If you don’t know anyone—Join as many professional organizations as you can. There are so many online. You never know who you will meet—the virtual meet ups that the Riveter and Luminary are doing are informative and great! Tap the Emerson Alumni network- I hear so many networking success stories thru alumni networks.
Once you do identify contacts that can help- be succinct and specific about what you are looking for. The more specific you are, the easier it will be for the person you are contacting to know how to help you (and the less time it will require them to do so. Be ready to share a job link that interests you. Have your resume ready and your LI profile perfect. This way you make it as easy as possible to action your request and help you. if you have identified specific organizations or individuals you want to work with- try reaching out directly. Remember to keep the message short and simple. I think that once the hiring freezes get lifted, it will be helpful for you to have already made contact.

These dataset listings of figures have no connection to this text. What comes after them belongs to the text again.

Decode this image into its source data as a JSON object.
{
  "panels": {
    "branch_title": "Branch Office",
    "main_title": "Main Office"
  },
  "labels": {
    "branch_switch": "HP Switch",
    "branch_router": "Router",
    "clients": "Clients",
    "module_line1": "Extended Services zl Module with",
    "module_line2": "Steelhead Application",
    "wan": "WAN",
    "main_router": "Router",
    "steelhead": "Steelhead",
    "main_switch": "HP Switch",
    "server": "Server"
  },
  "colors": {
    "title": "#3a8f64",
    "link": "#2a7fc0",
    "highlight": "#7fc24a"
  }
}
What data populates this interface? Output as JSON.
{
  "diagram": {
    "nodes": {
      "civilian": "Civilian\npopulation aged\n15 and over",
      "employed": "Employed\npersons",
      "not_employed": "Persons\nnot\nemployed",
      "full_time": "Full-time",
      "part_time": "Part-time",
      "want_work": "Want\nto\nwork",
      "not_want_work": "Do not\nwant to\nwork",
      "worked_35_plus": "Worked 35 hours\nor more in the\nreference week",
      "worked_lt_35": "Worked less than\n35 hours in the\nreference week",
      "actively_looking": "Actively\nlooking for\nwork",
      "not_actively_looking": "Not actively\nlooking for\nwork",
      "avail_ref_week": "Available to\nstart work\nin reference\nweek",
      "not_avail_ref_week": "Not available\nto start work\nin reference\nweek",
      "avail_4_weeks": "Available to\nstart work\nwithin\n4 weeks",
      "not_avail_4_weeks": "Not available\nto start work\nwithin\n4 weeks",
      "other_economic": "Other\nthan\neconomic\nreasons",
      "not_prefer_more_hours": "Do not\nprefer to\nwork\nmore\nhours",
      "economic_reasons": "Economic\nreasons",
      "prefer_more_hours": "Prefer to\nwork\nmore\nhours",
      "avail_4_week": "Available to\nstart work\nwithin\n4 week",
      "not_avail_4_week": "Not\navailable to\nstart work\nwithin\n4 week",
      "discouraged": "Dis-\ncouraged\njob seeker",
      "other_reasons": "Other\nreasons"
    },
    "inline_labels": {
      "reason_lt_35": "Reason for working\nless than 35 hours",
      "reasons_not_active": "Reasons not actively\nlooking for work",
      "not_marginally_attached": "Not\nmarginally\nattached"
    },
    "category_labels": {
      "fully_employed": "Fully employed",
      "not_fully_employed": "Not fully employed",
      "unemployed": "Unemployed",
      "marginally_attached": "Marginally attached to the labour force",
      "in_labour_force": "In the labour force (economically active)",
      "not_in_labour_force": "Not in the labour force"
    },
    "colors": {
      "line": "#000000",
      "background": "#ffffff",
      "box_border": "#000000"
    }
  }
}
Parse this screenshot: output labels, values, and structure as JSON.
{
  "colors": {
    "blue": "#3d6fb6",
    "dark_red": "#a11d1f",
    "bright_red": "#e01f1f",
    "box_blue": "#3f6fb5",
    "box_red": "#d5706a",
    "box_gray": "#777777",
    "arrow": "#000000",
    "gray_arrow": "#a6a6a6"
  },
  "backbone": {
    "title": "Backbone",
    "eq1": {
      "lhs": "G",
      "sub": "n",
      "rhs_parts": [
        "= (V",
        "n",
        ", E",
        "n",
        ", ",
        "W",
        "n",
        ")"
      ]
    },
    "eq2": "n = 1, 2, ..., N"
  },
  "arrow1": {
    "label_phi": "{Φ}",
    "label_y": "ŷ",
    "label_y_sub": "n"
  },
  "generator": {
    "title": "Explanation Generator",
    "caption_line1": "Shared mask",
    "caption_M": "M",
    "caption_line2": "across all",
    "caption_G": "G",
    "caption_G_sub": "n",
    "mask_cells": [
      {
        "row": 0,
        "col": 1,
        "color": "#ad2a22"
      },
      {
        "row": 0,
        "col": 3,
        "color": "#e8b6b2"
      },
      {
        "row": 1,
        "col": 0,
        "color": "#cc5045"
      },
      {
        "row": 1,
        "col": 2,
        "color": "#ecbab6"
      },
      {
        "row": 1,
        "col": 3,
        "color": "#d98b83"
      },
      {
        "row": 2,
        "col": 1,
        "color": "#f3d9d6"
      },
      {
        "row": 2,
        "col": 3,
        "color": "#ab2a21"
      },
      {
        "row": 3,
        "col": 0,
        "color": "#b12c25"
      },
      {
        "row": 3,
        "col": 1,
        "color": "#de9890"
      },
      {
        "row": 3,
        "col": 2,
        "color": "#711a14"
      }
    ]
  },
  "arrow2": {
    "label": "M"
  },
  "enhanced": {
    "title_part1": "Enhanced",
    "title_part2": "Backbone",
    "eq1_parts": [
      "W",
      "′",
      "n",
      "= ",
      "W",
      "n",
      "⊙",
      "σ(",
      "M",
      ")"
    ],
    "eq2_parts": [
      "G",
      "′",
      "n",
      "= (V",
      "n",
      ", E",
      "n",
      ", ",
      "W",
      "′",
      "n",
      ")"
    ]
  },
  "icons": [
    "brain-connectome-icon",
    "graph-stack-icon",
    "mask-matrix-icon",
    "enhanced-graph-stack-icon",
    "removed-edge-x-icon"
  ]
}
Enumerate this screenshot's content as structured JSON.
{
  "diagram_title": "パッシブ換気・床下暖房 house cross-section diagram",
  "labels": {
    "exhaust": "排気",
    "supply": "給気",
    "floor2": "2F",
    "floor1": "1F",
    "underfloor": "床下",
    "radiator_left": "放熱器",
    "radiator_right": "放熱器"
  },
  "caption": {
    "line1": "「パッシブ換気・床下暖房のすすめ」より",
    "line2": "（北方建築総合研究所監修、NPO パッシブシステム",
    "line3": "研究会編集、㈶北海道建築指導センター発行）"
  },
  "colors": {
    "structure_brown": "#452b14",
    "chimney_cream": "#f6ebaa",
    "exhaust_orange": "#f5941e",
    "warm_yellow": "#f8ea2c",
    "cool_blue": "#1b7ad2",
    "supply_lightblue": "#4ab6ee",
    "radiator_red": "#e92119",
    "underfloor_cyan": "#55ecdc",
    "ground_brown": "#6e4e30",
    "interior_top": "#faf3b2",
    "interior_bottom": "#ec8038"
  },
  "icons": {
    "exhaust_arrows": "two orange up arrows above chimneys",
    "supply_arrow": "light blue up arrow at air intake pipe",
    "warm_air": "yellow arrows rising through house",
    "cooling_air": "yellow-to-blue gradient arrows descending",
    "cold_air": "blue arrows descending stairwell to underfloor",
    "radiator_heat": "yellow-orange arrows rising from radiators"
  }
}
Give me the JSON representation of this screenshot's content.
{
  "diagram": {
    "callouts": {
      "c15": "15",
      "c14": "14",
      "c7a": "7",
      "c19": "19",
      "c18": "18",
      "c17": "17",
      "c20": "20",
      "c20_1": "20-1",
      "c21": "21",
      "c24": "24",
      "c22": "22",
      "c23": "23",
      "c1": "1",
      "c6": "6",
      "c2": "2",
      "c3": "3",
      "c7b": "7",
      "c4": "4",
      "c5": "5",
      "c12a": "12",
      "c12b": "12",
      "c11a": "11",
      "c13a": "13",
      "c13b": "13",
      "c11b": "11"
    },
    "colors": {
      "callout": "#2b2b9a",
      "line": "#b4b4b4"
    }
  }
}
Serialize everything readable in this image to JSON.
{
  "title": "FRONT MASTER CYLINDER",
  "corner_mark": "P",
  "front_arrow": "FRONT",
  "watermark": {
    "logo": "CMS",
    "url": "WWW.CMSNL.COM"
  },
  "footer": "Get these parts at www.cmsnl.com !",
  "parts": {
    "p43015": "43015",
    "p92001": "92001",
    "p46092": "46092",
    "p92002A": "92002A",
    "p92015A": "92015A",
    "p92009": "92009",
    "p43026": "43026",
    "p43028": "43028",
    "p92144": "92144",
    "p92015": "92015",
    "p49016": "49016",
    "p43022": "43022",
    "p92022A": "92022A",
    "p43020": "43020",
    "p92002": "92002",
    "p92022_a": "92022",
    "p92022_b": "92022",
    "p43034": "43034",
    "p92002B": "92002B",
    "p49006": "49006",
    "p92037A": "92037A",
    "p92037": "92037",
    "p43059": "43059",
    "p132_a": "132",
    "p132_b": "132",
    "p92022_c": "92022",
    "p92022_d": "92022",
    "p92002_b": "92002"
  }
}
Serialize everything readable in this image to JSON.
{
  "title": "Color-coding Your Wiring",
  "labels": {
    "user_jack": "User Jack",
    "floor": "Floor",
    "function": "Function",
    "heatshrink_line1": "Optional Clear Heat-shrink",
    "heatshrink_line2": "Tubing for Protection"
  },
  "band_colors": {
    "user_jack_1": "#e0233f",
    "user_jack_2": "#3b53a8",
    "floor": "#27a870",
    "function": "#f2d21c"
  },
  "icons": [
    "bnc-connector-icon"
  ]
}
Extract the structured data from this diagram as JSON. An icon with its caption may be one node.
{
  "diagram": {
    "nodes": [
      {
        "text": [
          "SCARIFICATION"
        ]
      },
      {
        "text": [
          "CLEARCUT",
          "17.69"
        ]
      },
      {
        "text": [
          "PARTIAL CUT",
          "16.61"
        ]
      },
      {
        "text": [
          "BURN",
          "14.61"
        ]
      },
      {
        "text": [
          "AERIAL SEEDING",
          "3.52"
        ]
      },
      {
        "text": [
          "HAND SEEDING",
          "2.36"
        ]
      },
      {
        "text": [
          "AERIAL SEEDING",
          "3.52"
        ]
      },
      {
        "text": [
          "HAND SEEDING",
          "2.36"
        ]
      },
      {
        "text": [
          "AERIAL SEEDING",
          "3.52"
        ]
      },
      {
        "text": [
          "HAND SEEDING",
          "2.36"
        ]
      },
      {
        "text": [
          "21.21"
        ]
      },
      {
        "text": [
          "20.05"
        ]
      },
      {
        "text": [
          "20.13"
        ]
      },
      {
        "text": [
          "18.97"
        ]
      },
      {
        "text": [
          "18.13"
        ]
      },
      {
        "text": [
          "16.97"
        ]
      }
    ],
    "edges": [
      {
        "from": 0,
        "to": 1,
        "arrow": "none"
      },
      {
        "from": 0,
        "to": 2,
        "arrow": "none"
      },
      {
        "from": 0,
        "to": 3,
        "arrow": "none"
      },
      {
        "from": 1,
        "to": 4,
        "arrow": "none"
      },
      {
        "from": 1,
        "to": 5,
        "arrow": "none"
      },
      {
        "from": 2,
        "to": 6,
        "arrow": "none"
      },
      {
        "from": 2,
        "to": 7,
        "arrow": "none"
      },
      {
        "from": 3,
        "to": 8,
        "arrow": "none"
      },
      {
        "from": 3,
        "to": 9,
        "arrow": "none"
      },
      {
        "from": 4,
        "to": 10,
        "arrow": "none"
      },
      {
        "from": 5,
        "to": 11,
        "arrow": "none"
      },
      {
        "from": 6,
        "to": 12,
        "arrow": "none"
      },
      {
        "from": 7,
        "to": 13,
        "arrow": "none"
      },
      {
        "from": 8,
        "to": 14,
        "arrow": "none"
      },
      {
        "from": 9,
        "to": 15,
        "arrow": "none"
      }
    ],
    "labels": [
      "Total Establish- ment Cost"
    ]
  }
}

THE MUSE: https://www.themuse.com
CAREER BUILDER: https://www.careerbuilder.com
A new board which I have just found that is super cool:
https://bit.ly/2Rzi2ei Shared by Jai Sanjani, Principal New Enterprise Associates, Inc. NEA is a global venture capital firm that empowers founders who are creating vital change in the world.
I have also heard a lot about Fiverr (a site and an app) of late. With jobs starting at just $5 a pop, Fiverr is a handy site for finding your first freelance gigs and building a portfolio in a hurry. Fiverr focuses on “gigs” or “micro-jobs,” like editing an image in Photoshop, designing a Facebook ad, or brainstorming SEO-rank-worthy article titles. You can also add any specific skills or credentials you have to your listings, allowing you to make a lot more than $5 for some jobs. If you register and are employed through the site, a fee is subtracted when payment is wired.
Connect with More Online Internship Resources:
Connect with More Online Job Resources:
We’re all working in new and different ways, and we’ll likely continue to well after we come out of quarantine. But by being proactive now, you’ll prepare yourself to step confidently into the workforce now or towards a more permanent destination when the time comes.